Ultimate sewer hookup
Paradise is serious about connecting to Chico’s treatment plant
There has been talk over the years of connecting Paradise to Chico’s sewer system. This week it got serious.
“It appears that Paradise is the largest incorporated city west of the Mississippi that is wholly dependent on septic systems,” the town’s vice mayor, Jody Jones, told Chico City Council members at their meeting Tuesday, Sept. 1. “This is not something to be proud of.”
A combination of poor soil, high water tables, difficult topography and small lots makes the proliferation of septic systems problematic, she said. A study has determined, however, that the town’s residential lots can disperse wastewater effectively. The big problem is in the town’s commercial areas.
Using a series of slides, Jones pointed out that in just the commercial strip along the Skyway between Pearson and Elliott roads there are 27 failed septic systems, 39 systems expected to fail within the next five years, and 56 more in the next 10 years. Many can’t be replaced.
This results in limits on stations in hair salons and tables in restaurants and the number of employees a business can have, Jones stated.
There are three possible solutions, she continued. One is for Paradise to build its own treatment plant. Another is to build smaller clustered systems in the commercial areas, and the third is to connect to Chico’s system. The last is the Town Council’s “preferred alternative.”
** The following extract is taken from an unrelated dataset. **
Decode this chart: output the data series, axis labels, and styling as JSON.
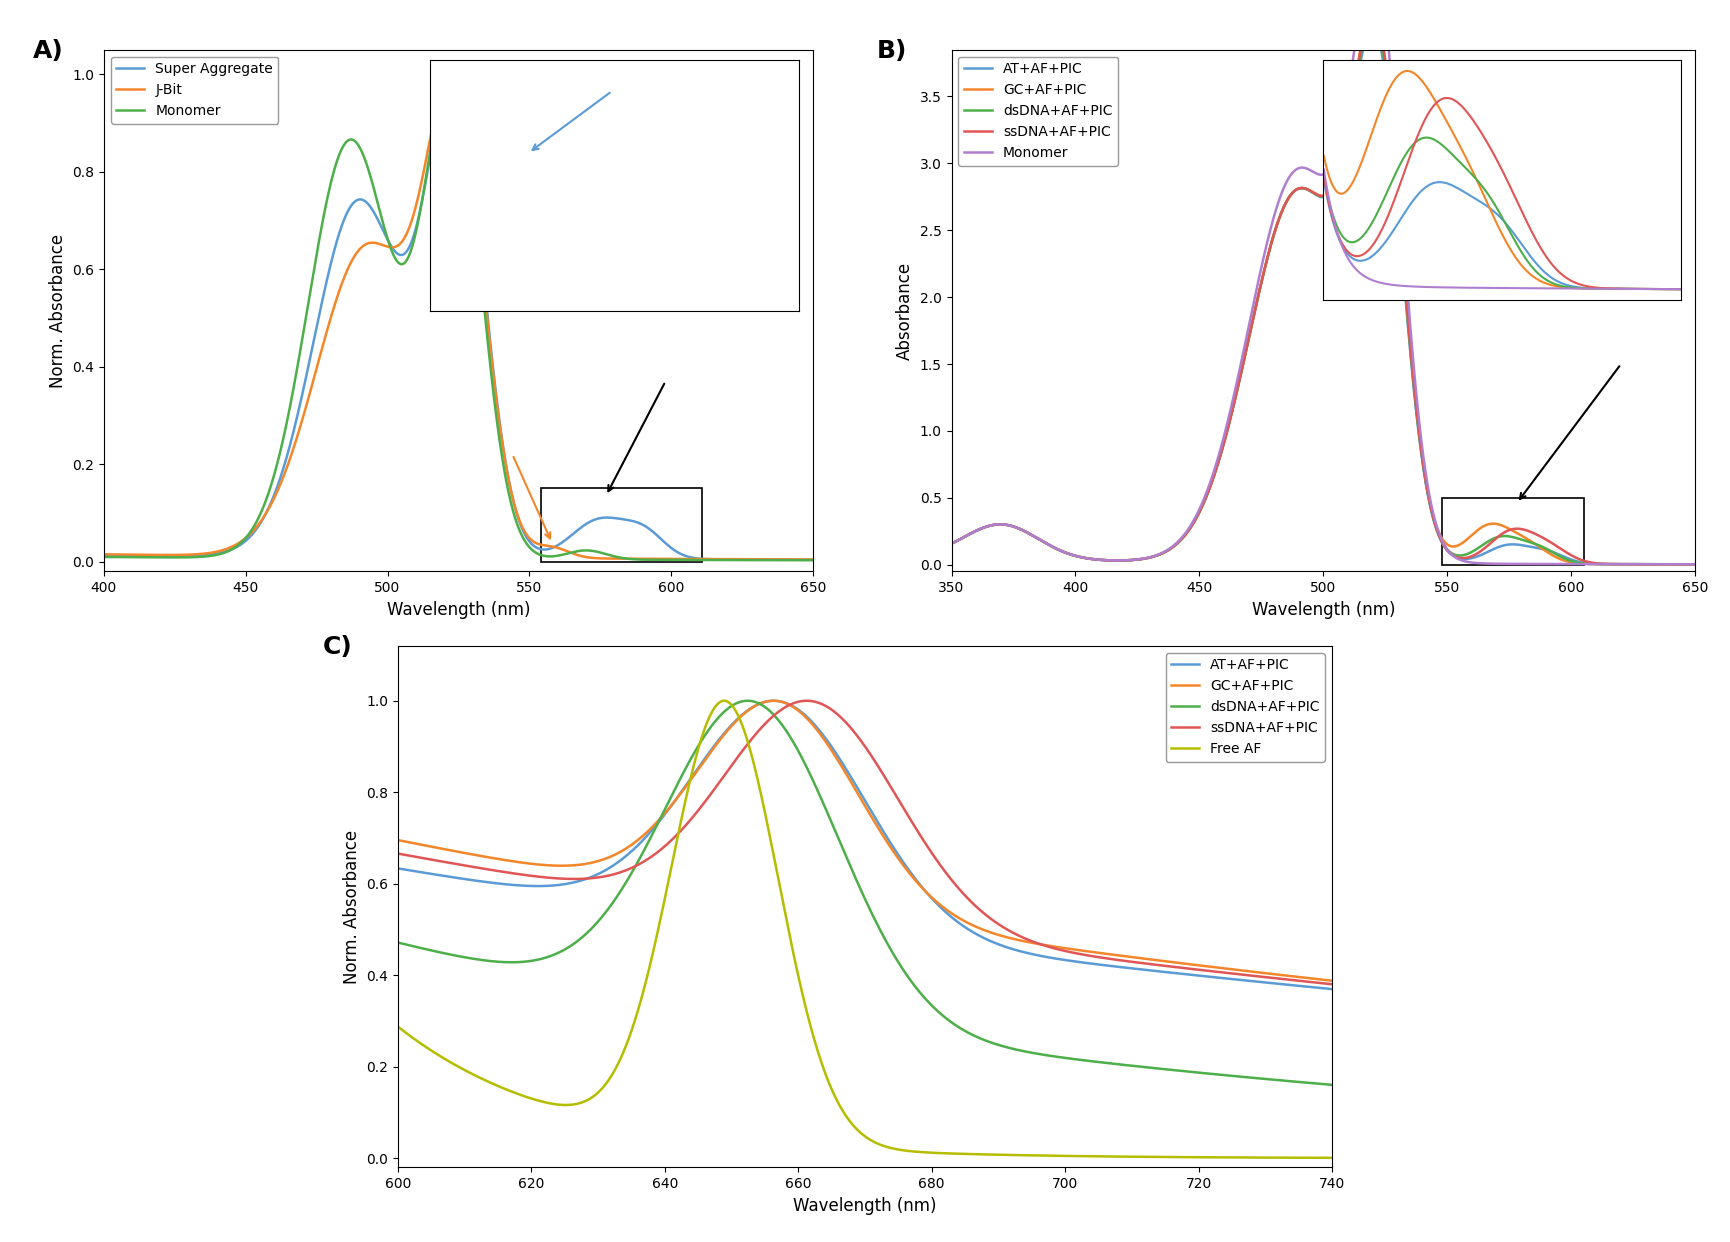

It would involve planting an 8-mile-long pipe on the south side of the eastbound Skyway and connecting it to Chico’s system. Gravity would get the sewage to Chico, with the help of a couple of pumps along the way. Jones said the estimated cost is $26 million, money that would come from creation of a sewer district as well as grants and long-term loans.
At full build-out the connection would transport 1 million gallons of wastewater a day. Mayor Mark Sorensen noted that Chico’s treatment plant has capacity for 12 million gallons daily and currently treats 7 million gallons.
Chico would receive several benefits if the connection were made, Jones said. For example, groundwater would be improved, and additional water would be available for Chico to sell for anywhere from $200,000 to $900,000 annually.
Paradise has no interest in replacing Chico as the economic hub of Butte County, she continued. But there is value in working together. “Our regional economy requires all parts of the whole to be healthy,” she said.
Several California communities have made such long-distance connections. Jones pointed to the Placer Regional Sewer Project, which when completed will transport wastewater from unincorporated North Auburn downhill to Lincoln, which has a modern treatment plant.
Jones hoped the council would agree that connection was the preferred alternative, but council members weren’t ready for that. They seemed a little stunned by the magnitude of the project.
“We need to have a discussion about this,” Councilwoman Ann Schwab said. “I’m not ready to say yea or nay right now.”
The council agreed to agendize the matter for a later meeting.
At their July 7 meeting, council members, flummoxed by the perennial problem of what to do with the 750-acre Bidwell Ranch property, authorized City Manager Mark Orme and his staff to come up with a solution. This week acting Public Works Director Erik Gustafson offered a solution of sorts: Just wait.
The Butte County Association of Governments expects to complete its Butte Regional Conservation Plan by mid-2016, and it’s likely that BCAG then will be able to purchase the property—for anywhere from $3 million to $6 million, Gustafson said—to use as a fee-based mitigation bank.
After hearing from BCAG Director Jon Clark, council members were persuaded that the chance that BCAG would be able to buy the property was high enough to warrant waiting until mid-2016. By a vote of 5-2, with Councilmen Randall Stone and Andrew Coolidge dissenting, they voted to, well, just wait.